Скорее, это было нахальное стихотворение, в котором я посылал к чёртовой бабушке всё, что пришло мне в голову: тогдашнего канцлера Германии Гельмута Колля, тогдашнего президента России Бориса Ельцина, тогдашний мировой капитализм, все поэтические чтения на свете, конкретно это поэтическое чтение в Берлине, всех поэтов, которые в нём участвовали, всех слушателей, которые сидели в зале (а их там было предостаточно), все аудитории, залы и холлы, в которых проводятся такого рода мероприятия, и самого себя, стоявшего перед публикой и что-то такое блеявшего.
Короче, это было довольно оскорбительное и забавное стихотворение-оскорбление, стихотворение-ругательство, стихотворение-выпад, своего рода диатриба или филиппика.
Но главное, конечно, заключалось не в том, что я читал, а как.
А читал я так, будто делал это в первый и последний раз, а потом хоть потоп.

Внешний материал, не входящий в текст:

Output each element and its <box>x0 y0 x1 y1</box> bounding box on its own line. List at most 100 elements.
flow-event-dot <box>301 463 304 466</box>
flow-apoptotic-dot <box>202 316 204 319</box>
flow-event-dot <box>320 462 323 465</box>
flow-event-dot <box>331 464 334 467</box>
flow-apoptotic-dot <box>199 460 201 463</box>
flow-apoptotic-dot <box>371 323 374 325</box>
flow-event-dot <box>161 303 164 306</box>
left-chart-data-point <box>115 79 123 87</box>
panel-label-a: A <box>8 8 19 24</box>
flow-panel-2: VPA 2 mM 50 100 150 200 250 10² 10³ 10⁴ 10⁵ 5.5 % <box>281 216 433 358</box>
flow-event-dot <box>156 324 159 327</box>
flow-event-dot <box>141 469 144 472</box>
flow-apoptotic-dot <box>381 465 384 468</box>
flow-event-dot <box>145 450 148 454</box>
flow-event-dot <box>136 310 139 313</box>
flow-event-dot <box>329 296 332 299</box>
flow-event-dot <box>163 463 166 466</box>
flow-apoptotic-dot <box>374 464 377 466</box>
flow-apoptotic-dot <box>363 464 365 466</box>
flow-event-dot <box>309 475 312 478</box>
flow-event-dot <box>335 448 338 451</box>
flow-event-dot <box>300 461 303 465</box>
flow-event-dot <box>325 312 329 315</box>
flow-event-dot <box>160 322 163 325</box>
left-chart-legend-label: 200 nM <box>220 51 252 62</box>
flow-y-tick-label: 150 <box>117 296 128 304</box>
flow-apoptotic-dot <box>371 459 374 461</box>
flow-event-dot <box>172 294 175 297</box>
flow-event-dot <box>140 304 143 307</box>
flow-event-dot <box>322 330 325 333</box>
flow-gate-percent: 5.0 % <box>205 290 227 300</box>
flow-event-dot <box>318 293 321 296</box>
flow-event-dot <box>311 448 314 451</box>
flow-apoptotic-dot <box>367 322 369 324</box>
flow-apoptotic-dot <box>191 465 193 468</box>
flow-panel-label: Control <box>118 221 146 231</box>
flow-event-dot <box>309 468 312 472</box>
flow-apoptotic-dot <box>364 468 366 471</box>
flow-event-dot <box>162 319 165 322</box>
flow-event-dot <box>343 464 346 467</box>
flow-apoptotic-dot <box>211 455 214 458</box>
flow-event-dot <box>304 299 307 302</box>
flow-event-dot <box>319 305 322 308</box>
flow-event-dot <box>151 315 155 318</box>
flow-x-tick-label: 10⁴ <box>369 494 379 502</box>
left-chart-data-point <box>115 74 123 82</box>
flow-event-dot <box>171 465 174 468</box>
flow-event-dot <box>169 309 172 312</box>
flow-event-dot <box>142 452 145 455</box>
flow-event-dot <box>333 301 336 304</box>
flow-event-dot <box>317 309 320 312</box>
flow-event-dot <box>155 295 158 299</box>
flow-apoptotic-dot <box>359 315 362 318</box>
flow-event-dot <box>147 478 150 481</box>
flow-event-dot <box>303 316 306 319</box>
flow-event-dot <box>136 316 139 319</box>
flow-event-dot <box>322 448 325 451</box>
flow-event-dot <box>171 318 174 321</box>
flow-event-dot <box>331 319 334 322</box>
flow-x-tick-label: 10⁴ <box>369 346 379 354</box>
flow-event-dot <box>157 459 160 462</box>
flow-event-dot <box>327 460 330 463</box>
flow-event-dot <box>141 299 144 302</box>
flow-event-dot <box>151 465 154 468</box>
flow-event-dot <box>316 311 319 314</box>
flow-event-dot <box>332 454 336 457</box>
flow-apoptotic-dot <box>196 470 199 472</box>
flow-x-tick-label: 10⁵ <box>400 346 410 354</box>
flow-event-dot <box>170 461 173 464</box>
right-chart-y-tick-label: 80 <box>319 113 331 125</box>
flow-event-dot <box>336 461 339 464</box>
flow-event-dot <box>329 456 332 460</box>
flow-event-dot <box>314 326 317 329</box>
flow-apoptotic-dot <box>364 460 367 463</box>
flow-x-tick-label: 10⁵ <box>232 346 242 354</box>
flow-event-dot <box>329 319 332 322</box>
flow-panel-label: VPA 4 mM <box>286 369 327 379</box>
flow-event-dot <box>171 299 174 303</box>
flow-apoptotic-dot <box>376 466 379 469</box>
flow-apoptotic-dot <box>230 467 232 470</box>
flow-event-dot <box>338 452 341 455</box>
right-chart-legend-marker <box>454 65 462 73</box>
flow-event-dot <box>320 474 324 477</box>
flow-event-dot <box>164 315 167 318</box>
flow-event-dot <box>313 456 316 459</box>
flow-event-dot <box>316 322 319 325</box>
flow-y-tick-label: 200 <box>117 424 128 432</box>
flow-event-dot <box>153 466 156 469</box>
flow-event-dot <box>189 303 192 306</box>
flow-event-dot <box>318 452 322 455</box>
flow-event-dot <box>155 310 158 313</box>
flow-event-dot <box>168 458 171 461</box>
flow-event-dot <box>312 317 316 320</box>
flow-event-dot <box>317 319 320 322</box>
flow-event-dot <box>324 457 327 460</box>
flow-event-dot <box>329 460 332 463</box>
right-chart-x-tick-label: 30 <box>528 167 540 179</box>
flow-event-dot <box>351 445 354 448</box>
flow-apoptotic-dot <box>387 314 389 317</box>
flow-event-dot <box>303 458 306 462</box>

Я читал извиваясь, как морской гад, щупая свой член, как больной, и брызгая слюной, как лама в берлинском Zoo.
В результате моё чтение получилось заводным и вызывающим – в духе Катулла, Гелиогабала, Нерона и Марка Фурия Бибакула.
По лицу Рубинштейна, выступавшего после меня, было видно, что я произвёл-таки впечатление.
Публика сидела укокошенная моей наглостью.
Потом Пригов изображал милиционера и кричал кикиморой, явно соревнуясь со мной, но не дотягивая.
Остальные декламировали свои стихи как собаки, подвергшиеся павловской вивисекции.
Наконец вся эта бодяга кончилась.
Тут ко мне подошли два незнакомых немца и пригласили выпить с ними водки или пива – чего захочу.
Один из них был вроде гнома в ярких лохмотьях и с очень большой бородой.
Это оказался Пенк – известный художник-экспрессионист, звезда тогдашней немецкой живописи.
Он был в восторге от моего чтения и сказал, что никогда ещё не видел такого поэта, как я.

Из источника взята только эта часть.